If you are getting a Consent Order under the Family Law Act (unmarried couple), that order has to be filed as a Certificate of Judgment which means you have to pay the court filing fees. However, if the Consent Order was filed into the Provincial Court where the order was made, the fee is around $40.
The Family Violence Protection Act, Protection Orders usually last for one year or until the order is rescinded (ended). You can request a court that the order be for a longer duration if there is a violent situation and/or you are in a very vulnerable state of healing from violent abuse. But you will need to show evidence to the court when you make that request.
Consent Orders under the Family Law Act (unmarried couple) have time limits. You can obtain a Final Order at any time after a period of time (1 month, 2 months, 3 months, etc.), but the order must be for a reasonable period of time – usually one year or less.
Consent Orders on money under the Family Law Act will have a specific date for payment and most importantly, the order will clearly indicate what will happen if the order is breached. If the payor misses a payment, the court will put a lien on their house, bank accounts, etc., which will automatically cause the Asset division part_time of the property division to be completed. The courts take Family Law Act division of property very seriously and strictly enforce the property division – distributive processes.
Theatrical as it may be, Protection Orders have a place within the system of breaking up when violence is present; but there are a variety of considerations and circumstances that have to be taken into account before an individual should go down the path of obtaining either type of order.

Resources for Emotional and Legal Support

Support groups can provide an environment where individuals who have been in a relationship as unmarried spouses can talk to others who have had the same experience. They can also be sources of information and direction for what steps need to be taken. At times, these groups will invite experienced family law attorneys to speak and answer questions.
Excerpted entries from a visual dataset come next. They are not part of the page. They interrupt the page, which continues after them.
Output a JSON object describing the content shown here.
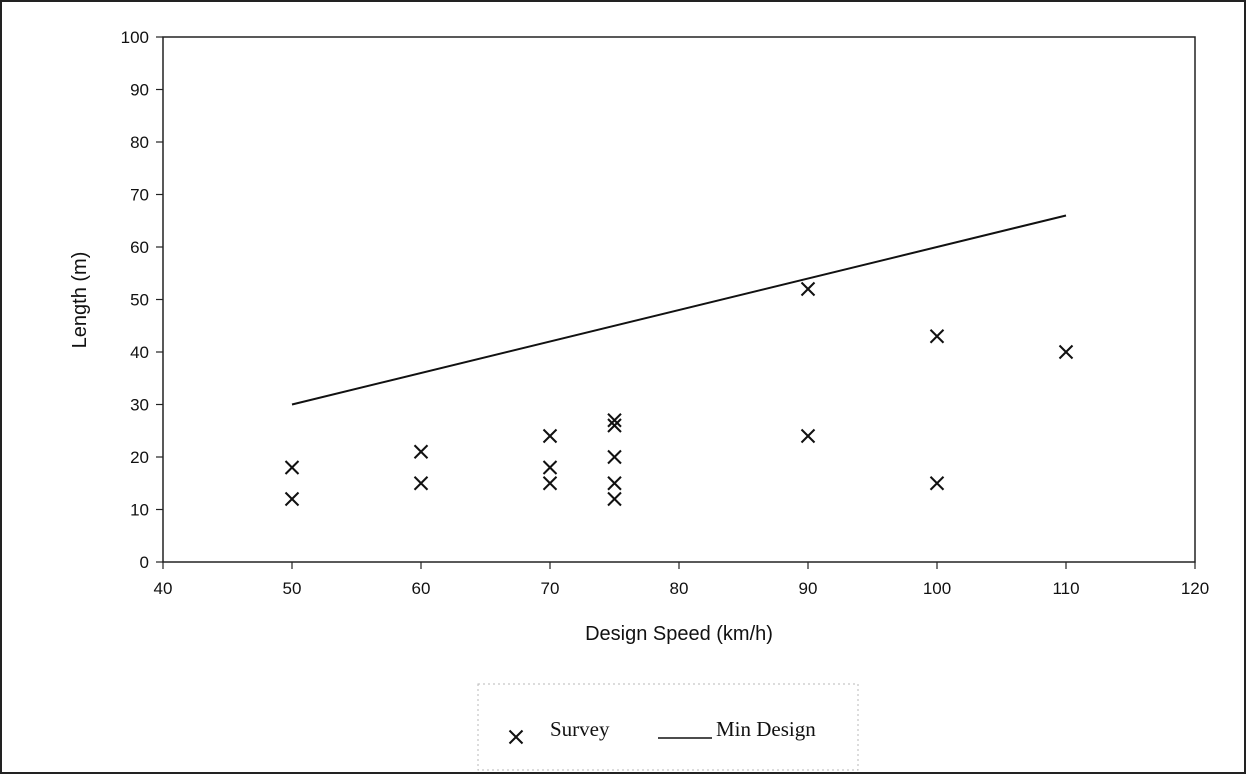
{
  "chart_data": {
    "type": "scatter",
    "title": "",
    "xlabel": "Design Speed (km/h)",
    "ylabel": "Length (m)",
    "xlim": [
      40,
      120
    ],
    "ylim": [
      0,
      100
    ],
    "x_ticks": [
      "40",
      "50",
      "60",
      "70",
      "80",
      "90",
      "100",
      "110",
      "120"
    ],
    "y_ticks": [
      "0",
      "10",
      "20",
      "30",
      "40",
      "50",
      "60",
      "70",
      "80",
      "90",
      "100"
    ],
    "grid": false,
    "legend_position": "bottom",
    "series": [
      {
        "name": "Survey",
        "type": "scatter",
        "marker": "x",
        "points": [
          {
            "x": 50,
            "y": 12
          },
          {
            "x": 50,
            "y": 18
          },
          {
            "x": 60,
            "y": 15
          },
          {
            "x": 60,
            "y": 21
          },
          {
            "x": 70,
            "y": 15
          },
          {
            "x": 70,
            "y": 18
          },
          {
            "x": 70,
            "y": 24
          },
          {
            "x": 75,
            "y": 12
          },
          {
            "x": 75,
            "y": 15
          },
          {
            "x": 75,
            "y": 20
          },
          {
            "x": 75,
            "y": 26
          },
          {
            "x": 75,
            "y": 27
          },
          {
            "x": 90,
            "y": 52
          },
          {
            "x": 90,
            "y": 24
          },
          {
            "x": 100,
            "y": 43
          },
          {
            "x": 100,
            "y": 15
          },
          {
            "x": 110,
            "y": 40
          }
        ]
      },
      {
        "name": "Min Design",
        "type": "line",
        "points": [
          {
            "x": 50,
            "y": 30
          },
          {
            "x": 110,
            "y": 66
          }
        ]
      }
    ]
  }
}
The availability of the Internet has broadened the search for support, such as sites for people who have experienced a breakup from a long-term relationship.
Legal Aid services generally provide aid to low-income individuals on a range of issues. Low-income people with children from their unmarried relationship may have access to Legal Aid , but they may not be able to get more than limited advice on child support or custody matters. However, it is possible in some states to obtain representation in a divorce case or a paternity case when a child has been born out of the relationship.
Local bar associations also are resources for aid, events, temporary matters and some professional networking opportunities. Often, they will provide a list of attorneys who may be willing to take pro bono (free) cases to obtain experience or to donate some of their time. This can be done online or by telephone. Bar association-sponsored networking events are sometimes also held.